In Australia, two out of every five companies in the index has been cutting dividends. Total dividends paid out have dropped to $18.6bn which, on Janus Henderson's numbers, represents the lowest pay out in US dollar terms since Q3 2010. Underlying, the decline was -5.9%.

It is Janus Hendersons' assessment that Australian companies have the lowest dividend cover in the world among the bigger economies. The direct consequence of this is that when the economy lands in a rough patch, corporate profitability goes backwards and without a sufficient buffer, those dividends cannot be maintained.

In similar vein, income investors in China feel more pain in the short term when economic adversity hits due to the fact that many companies in China have adopted a fixed payout-ratio policy.

Outside Australia, reports Janus Henderson, growth in dividends is slowing. The deceleration started in Q2 this year, continued in Q3 and is likely to slow further in 2020 as the global economic environment remains challenging. For the whole of calendar year 2019, Janus Henderson is sticking by its estimate that US$1.43trn will be paid out to shareholders globally. This would mark an increase at the headline of 3.9%, but underlying growth looks more like 5.4%.

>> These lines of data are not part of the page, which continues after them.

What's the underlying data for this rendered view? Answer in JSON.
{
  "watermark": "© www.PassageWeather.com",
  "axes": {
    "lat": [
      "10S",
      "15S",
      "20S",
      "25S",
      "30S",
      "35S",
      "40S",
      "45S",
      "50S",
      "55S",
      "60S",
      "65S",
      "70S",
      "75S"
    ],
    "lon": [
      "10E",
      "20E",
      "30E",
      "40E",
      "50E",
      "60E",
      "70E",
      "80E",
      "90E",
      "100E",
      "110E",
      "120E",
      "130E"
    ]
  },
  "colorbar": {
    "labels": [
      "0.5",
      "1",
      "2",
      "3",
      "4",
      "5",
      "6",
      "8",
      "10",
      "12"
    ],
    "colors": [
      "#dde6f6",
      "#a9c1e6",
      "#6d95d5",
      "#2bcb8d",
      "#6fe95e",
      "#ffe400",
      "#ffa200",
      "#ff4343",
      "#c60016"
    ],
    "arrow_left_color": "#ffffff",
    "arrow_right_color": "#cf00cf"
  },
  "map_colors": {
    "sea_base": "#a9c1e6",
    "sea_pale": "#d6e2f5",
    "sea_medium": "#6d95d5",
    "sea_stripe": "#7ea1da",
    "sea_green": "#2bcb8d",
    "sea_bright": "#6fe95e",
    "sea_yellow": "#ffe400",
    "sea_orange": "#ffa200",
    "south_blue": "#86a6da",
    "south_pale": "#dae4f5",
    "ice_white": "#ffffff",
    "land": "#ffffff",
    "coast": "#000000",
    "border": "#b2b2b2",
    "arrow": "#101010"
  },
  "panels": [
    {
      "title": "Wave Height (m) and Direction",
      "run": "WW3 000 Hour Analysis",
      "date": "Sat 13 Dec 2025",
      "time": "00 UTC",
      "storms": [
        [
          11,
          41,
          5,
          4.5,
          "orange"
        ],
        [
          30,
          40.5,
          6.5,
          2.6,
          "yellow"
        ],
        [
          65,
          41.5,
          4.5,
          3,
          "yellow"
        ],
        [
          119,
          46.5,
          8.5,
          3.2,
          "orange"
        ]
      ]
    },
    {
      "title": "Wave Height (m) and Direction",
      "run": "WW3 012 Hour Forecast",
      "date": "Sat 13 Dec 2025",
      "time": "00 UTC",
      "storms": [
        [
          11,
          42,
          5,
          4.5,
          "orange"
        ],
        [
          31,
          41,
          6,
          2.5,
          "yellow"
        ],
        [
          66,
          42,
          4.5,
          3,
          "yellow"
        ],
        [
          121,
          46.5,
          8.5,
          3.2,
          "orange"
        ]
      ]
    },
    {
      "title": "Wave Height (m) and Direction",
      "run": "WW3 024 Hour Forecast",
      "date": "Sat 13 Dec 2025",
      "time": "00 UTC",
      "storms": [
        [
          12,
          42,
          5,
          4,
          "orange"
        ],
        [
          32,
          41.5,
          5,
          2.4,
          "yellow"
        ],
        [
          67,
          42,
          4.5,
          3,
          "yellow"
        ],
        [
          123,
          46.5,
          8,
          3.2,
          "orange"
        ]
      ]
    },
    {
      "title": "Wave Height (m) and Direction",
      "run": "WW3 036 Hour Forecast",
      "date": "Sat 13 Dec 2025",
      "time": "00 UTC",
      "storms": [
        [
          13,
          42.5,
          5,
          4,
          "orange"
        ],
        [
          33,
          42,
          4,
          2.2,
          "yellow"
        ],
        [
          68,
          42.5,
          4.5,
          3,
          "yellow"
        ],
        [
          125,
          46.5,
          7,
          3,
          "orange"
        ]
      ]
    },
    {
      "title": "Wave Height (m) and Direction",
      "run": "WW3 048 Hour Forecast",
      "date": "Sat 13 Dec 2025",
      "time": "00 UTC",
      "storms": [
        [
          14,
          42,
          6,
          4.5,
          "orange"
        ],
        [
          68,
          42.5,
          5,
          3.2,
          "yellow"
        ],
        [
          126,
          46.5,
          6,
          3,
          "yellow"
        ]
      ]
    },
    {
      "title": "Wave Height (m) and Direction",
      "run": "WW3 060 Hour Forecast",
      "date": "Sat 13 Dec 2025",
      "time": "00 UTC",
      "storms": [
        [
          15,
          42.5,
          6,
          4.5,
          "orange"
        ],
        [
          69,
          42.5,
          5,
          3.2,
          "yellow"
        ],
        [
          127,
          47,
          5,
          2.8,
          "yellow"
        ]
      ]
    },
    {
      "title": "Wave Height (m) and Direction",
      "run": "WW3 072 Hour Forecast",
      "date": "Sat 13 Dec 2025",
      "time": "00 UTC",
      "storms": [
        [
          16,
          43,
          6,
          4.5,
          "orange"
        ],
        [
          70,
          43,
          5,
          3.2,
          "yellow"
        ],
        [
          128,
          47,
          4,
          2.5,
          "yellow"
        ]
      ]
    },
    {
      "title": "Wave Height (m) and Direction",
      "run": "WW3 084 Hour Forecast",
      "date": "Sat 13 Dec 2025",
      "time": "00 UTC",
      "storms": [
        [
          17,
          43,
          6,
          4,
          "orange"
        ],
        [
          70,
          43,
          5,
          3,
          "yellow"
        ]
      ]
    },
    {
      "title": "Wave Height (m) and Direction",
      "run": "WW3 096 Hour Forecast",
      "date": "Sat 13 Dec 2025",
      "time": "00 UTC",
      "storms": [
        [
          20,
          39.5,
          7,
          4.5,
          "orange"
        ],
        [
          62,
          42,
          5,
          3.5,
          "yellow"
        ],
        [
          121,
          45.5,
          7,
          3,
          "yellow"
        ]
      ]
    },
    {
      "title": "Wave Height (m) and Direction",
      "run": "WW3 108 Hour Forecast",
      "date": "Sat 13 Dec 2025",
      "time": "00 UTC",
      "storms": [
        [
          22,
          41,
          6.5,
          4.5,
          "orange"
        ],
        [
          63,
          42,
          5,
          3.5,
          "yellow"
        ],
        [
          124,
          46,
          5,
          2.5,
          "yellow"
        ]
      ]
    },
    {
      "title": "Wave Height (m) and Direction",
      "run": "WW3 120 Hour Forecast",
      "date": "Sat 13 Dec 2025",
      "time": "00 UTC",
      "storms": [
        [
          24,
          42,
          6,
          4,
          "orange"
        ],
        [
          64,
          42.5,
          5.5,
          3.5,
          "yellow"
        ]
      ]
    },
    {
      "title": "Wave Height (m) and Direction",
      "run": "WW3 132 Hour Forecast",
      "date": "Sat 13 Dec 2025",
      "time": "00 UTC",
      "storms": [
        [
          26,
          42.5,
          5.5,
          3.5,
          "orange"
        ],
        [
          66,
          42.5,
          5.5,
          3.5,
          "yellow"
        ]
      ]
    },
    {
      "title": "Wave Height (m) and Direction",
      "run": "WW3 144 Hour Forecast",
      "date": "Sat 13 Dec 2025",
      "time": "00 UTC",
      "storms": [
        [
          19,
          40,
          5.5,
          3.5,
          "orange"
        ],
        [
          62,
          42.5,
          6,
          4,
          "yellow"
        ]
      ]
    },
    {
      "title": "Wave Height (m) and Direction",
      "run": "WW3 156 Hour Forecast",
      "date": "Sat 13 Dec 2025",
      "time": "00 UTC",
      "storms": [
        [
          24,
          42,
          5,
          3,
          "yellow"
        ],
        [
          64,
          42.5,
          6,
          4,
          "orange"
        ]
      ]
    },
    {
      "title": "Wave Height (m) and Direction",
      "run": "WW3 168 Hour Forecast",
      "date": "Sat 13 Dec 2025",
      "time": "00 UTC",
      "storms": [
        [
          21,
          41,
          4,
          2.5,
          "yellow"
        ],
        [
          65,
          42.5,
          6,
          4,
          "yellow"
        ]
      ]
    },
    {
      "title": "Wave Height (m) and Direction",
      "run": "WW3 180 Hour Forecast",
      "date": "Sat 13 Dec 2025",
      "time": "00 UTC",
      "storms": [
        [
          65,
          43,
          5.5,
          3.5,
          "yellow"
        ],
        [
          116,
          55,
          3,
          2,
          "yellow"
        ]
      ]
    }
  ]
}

While this is down from 8.5% underlying growth in 2018, it will still mark the tenth consecutive year of underlying growth in global dividends. Janus Henderson doesn't seem too worried about 2020, forecasting further slowing, but still growth in global dividends.

No specific forecast was given for Australia, but I think we can safely predict the picture for income investors in ASX-listed companies continues to look treacherous.